The greater stability of the surgical templates naturally has the potential to improve the accuracy of guided surgery, i.e., the correspondence between the planned implant position and the actual implant position after surgery . To date, several studies and literature reviews have shown that, with conventional, closed, and surface-supported surgical templates, there can be a consistent deviation between the planned and the actual position of implants after surgery, even greater than 1 mm both at collar and apex of the fixture ; the same angular deviations are consistent . The development of increasingly powerful software and the advent of intraoral scanning allow one today to more accurately investigate the linear and angular deviations between the planned and actual position of the implants . In fact, it is no longer necessary to overlap two CBCTs (rather inaccurate and antiquated technique), but it is sufficient to extract the planned implant position from the guided software, as .STL files, and superimpose it on the actual (real) position of the implants, captured by an intraoral scan with a scan body in position. The SMOP® software implements this function, thanks to dedicated libraries that also contain the implant scan bodies. Studies are underway to check whether the 3D deviations between the planned position and the actual (real) position of the fixtures after surgery can really be reduced, relative to what has been reported in the literature until now.

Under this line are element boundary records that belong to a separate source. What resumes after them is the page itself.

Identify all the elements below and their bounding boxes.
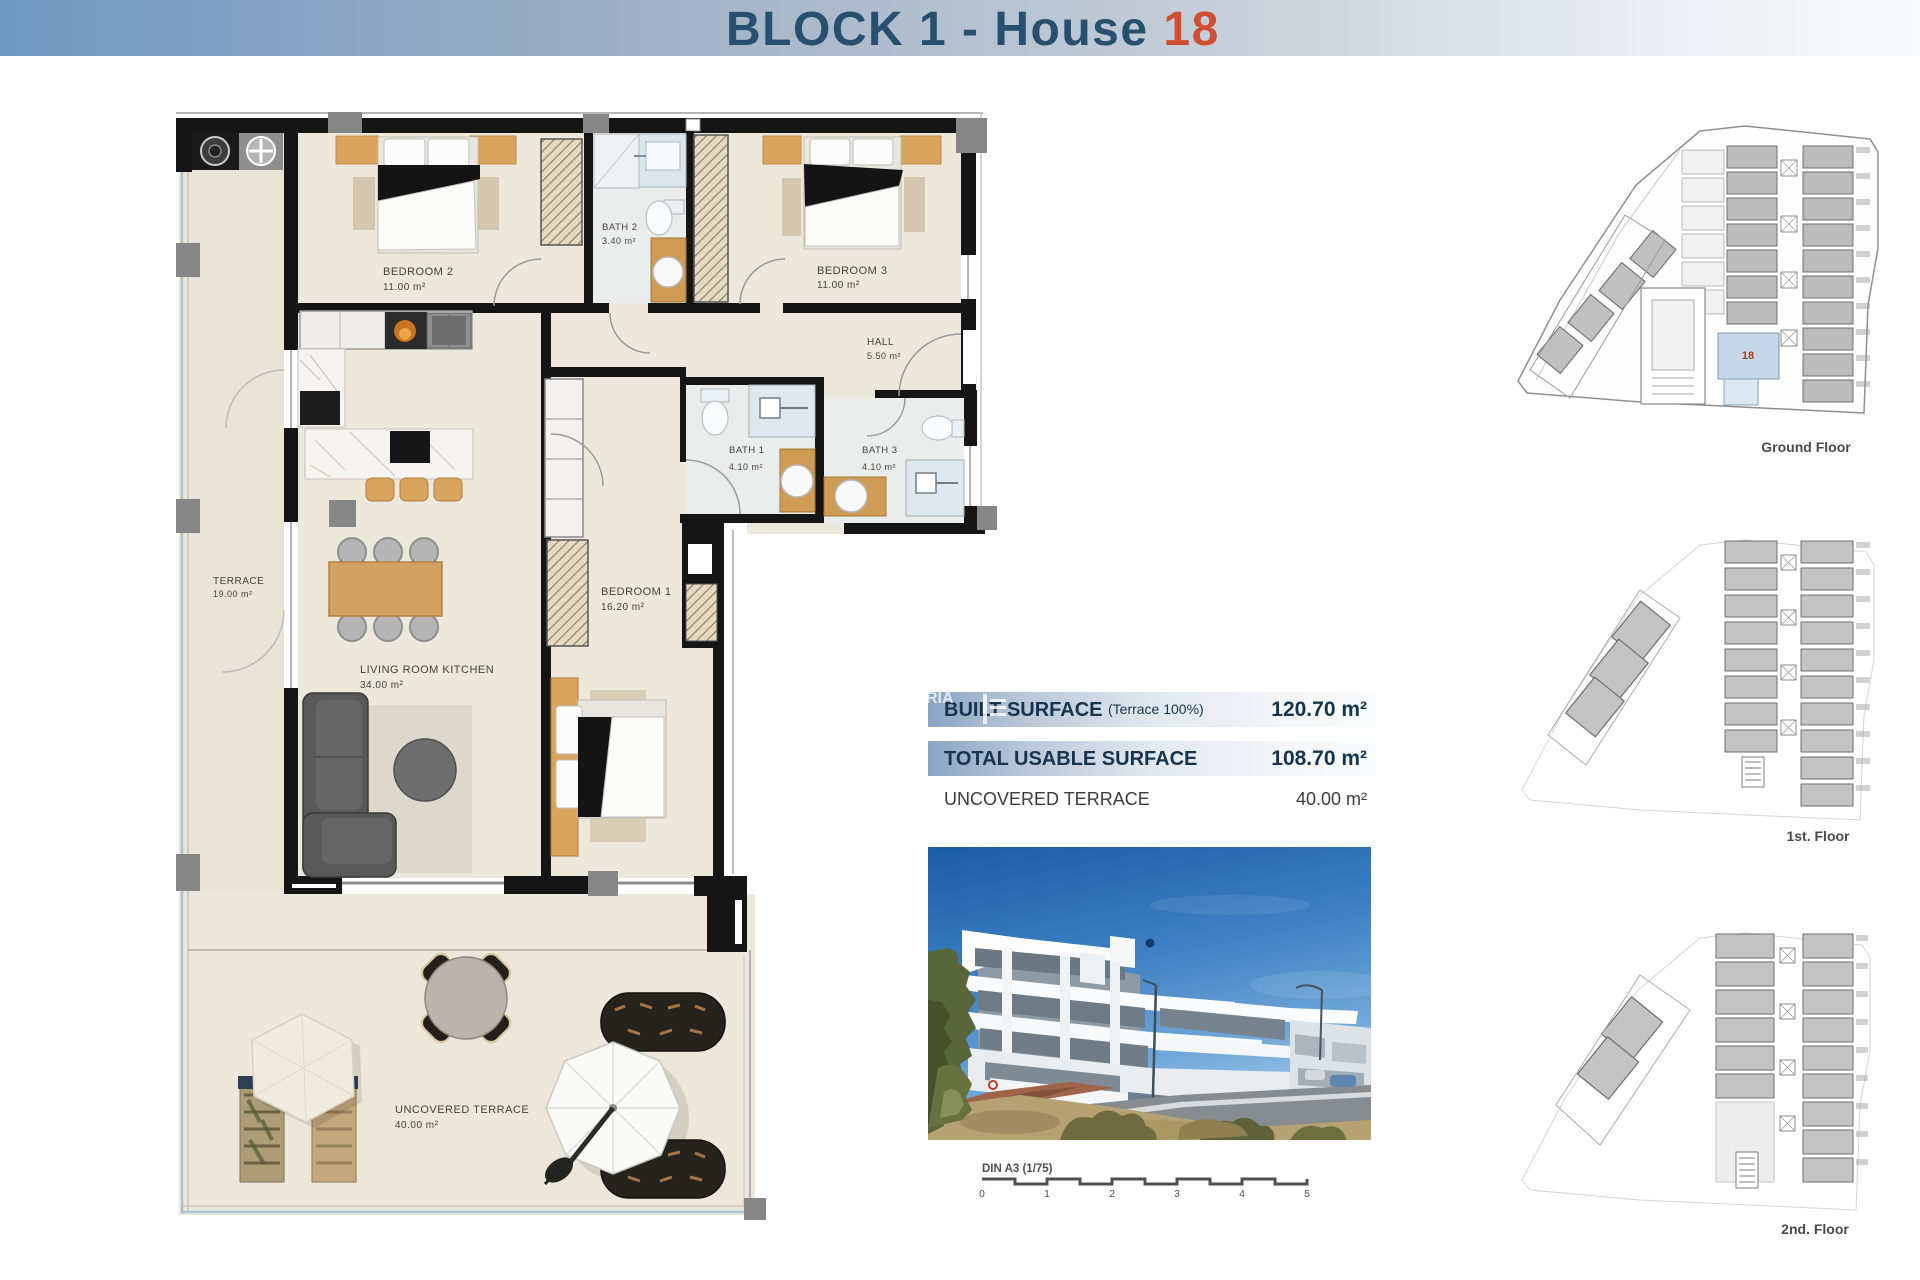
svg-text:5: 5 (1304, 1189, 1310, 1200)
svg-text:40.00 m²: 40.00 m² (395, 1120, 439, 1131)
svg-text:TERRACE: TERRACE (213, 576, 264, 587)
svg-text:BEDROOM 3: BEDROOM 3 (817, 265, 888, 277)
svg-text:UNCOVERED TERRACE: UNCOVERED TERRACE (944, 789, 1150, 809)
svg-text:HALL: HALL (867, 337, 894, 348)
svg-text:16.20 m²: 16.20 m² (601, 602, 645, 613)
svg-text:108.70 m²: 108.70 m² (1271, 747, 1367, 770)
svg-text:UNCOVERED TERRACE: UNCOVERED TERRACE (395, 1104, 529, 1116)
svg-text:120.70 m²: 120.70 m² (1271, 698, 1367, 721)
svg-text:DIN A3 (1/75): DIN A3 (1/75) (982, 1163, 1053, 1175)
svg-text:TOTAL USABLE SURFACE: TOTAL USABLE SURFACE (944, 748, 1197, 770)
svg-text:19.00 m²: 19.00 m² (213, 589, 253, 599)
svg-text:40.00 m²: 40.00 m² (1296, 789, 1367, 809)
svg-text:11.00 m²: 11.00 m² (817, 280, 860, 291)
svg-text:34.00 m²: 34.00 m² (360, 680, 404, 691)
svg-text:3.40 m²: 3.40 m² (602, 236, 636, 246)
svg-text:4.10 m²: 4.10 m² (862, 462, 896, 472)
svg-text:2: 2 (1109, 1189, 1115, 1200)
svg-text:5.50 m²: 5.50 m² (867, 351, 901, 361)
svg-text:1st. Floor: 1st. Floor (1786, 828, 1850, 844)
svg-text:4.10 m²: 4.10 m² (729, 462, 763, 472)
svg-text:0: 0 (979, 1189, 985, 1200)
svg-text:18: 18 (1742, 350, 1754, 362)
svg-text:BATH 2: BATH 2 (602, 222, 638, 233)
svg-text:2nd. Floor: 2nd. Floor (1781, 1221, 1849, 1237)
svg-text:BEDROOM 2: BEDROOM 2 (383, 266, 454, 278)
svg-text:RIA: RIA (926, 690, 954, 707)
svg-text:BATH 3: BATH 3 (862, 445, 898, 456)
svg-text:BUILT SURFACE: BUILT SURFACE (944, 699, 1103, 721)
svg-text:Ground Floor: Ground Floor (1761, 439, 1851, 455)
svg-text:LIVING ROOM KITCHEN: LIVING ROOM KITCHEN (360, 664, 494, 676)
svg-text:4: 4 (1239, 1189, 1245, 1200)
svg-text:BEDROOM 1: BEDROOM 1 (601, 586, 672, 598)
svg-text:1: 1 (1044, 1189, 1050, 1200)
svg-text:11.00 m²: 11.00 m² (383, 282, 426, 293)
svg-text:3: 3 (1174, 1189, 1180, 1200)
svg-text:BATH 1: BATH 1 (729, 445, 765, 456)
svg-text:BLOCK 1 - House 18: BLOCK 1 - House 18 (726, 3, 1220, 56)
svg-text:(Terrace 100%): (Terrace 100%) (1108, 701, 1204, 717)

The present study has limitations, in fact, although prospective in design, it bases its conclusions on a relatively small number of enrolled patients, manufactured templates, and inserted implants. Further prospective studies on a larger number of patients will be needed to confirm the good results obtained in this work. Furthermore, in the present study, patients with functional limitations and reduced opening of the mouth were preliminarily excluded; it is known that in such patients, the size of the surgical templates and the necessity of using long drills can represent an issue, especially in the posterior areas (first and second molars, upper and lower jaws). The parametric functions of the SMOP® software allow one, in part, to limit the need for vertical space, by moving the sleeves toward the soft tissues as much as possible [35,39,42]; however, the problem of vertical space remains and will always be actual in guided surgery, until sleeves can be used to guide the drills. The sleeve, in fact, “steals” at least 5 mm of space to be able to drive the drills effectively, and this limitation forces the clinician to use long drills, incompatible with the treatment of the posterior areas of some patients. In addition, the sleeve reduces visibility and interferes with proper bone irrigation, necessary to prevent overheating and the negative consequences that may result from it, during the preparation of the surgical site.